Двери распахнулись, и Устинов вместе со всеми тоже двинулся к ним. Однако возле него тут же негодующе сверкнули очки.
— Товарищ, а вы куда?! Вам же, кажется, было сказано…
— Дайте мне пройти! Пропустите! — резко сказал Устинов, чувствуя, как кровь хлынула ему в голову.
Девица заслонила собой дверь, даже руки раскинула.
— Товарищ, вы что, русского языка не понимаете?! Милиционера мне, что ли, вызвать?
«А что, ведь и вызовет, — ощутив внезапную усталость и сразу словно обмякнув, подумал Устинов. — И правда, откуда ей может быть известно, что я не какой-нибудь псих ненормальный?»
Он повернулся и покорно пошел прочь, чувствуя на себе осуждающие и недоуменные взгляды. Он получил в гардеробе свое тяжелое драповое пальто, привычно отказался от помощи гардеробщицы, участливой старушки, приметившей его изуродованную руку, оделся и вышел на улицу.
С пасмурного неба на землю медленно опускались редкие сухие снежинки. Устинов прошел несколько шагов и остановился, вдруг сообразив, что идет не в ту сторону.

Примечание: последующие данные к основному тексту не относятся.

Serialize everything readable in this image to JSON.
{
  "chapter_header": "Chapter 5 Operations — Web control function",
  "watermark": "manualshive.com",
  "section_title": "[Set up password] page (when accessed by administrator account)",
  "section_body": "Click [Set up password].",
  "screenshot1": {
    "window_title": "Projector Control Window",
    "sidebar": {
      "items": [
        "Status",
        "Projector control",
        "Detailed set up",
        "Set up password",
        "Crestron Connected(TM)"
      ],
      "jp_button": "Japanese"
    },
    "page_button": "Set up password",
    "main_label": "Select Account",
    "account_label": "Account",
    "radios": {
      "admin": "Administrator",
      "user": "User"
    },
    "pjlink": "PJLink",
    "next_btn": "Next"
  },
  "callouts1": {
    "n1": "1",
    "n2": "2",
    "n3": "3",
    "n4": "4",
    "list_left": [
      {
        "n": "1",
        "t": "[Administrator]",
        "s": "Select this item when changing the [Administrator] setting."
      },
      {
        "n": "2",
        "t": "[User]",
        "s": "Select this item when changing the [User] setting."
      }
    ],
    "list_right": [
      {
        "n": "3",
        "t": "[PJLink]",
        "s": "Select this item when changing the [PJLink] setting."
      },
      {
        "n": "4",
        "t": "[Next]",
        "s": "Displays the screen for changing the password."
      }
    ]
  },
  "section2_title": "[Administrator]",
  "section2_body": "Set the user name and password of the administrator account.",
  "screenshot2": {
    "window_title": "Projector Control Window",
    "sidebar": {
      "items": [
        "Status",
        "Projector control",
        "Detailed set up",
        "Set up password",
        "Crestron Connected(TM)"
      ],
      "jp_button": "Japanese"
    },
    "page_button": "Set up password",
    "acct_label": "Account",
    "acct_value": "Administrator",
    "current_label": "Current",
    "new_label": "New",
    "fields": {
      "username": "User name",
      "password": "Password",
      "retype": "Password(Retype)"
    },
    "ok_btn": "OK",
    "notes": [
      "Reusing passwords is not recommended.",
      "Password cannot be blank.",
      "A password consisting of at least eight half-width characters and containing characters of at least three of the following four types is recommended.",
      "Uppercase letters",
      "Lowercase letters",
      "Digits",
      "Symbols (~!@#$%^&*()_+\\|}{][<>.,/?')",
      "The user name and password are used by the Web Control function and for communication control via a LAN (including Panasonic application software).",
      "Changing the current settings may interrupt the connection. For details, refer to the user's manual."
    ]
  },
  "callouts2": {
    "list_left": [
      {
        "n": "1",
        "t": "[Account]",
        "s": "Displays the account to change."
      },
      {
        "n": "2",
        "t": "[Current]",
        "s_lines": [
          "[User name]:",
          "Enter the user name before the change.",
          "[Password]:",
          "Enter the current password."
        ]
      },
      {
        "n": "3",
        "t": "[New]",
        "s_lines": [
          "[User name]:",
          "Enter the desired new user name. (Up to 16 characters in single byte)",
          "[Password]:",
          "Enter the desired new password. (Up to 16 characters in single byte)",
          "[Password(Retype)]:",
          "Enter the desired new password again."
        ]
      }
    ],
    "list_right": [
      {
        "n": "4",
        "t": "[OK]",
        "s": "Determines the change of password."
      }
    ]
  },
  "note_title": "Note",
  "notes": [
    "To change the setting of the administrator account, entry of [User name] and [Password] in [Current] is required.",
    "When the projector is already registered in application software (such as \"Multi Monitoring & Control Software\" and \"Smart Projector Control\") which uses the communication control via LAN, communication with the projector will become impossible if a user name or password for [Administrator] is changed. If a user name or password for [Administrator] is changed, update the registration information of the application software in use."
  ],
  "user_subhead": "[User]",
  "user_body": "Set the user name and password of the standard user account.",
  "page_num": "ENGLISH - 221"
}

Черт возьми, до чего же пакостно все получилось! И что его так заклинило с этим бюро! Да и попади он туда, прорвись, все равно, что бы изменилось? Будто не знает он, как все это делается! И выступающие заранее определены, и проект решения уже отработан и согласован…
И все-таки какая-то часть его существа бунтовала, ярилась, не желала смириться и признать свое поражение. Не может быть, чтобы он не сумел убедить членов бюро, если бы ему дали слово. Его так и не произнесенная речь, уже живущая, уже ворочающаяся в нем, рвущаяся наружу, казалось, была ощутима чисто физически. Неизрасходованные слова клокотали в его мозгу, невысказанные фразы прокручивались снова и снова, мысленно он все еще готовился произнести их.
Усилием воли Устинов заставил себя успокоиться. Владеть собой, когда это необходимо, он умел. Не разучился еще. Почти всю дорогу до дома — а шел он нарочно не торопясь, размеренным шагом, — он занимался самовнушением. В конце концов, ничего страшного не случилось. Он не отступит, он своего добьется. Свет клином на бюро не сошелся. Он настоит на том, чтобы его принял секретарь райкома, и выскажет все, что собирался сказать сегодня. Не поймут в райкоме — пойдет в горком. Чего-чего, а упорства у него хватит.
ГЛАВА ДВАДЦАТЬ ПЕРВАЯ
ЩЕТИНИН
Щетинин отправлялся в Москву. Точнее говоря, путь его лежал дальше — в дружественную страну Болгарию, которую предстояло ему посетить в составе делегации главка.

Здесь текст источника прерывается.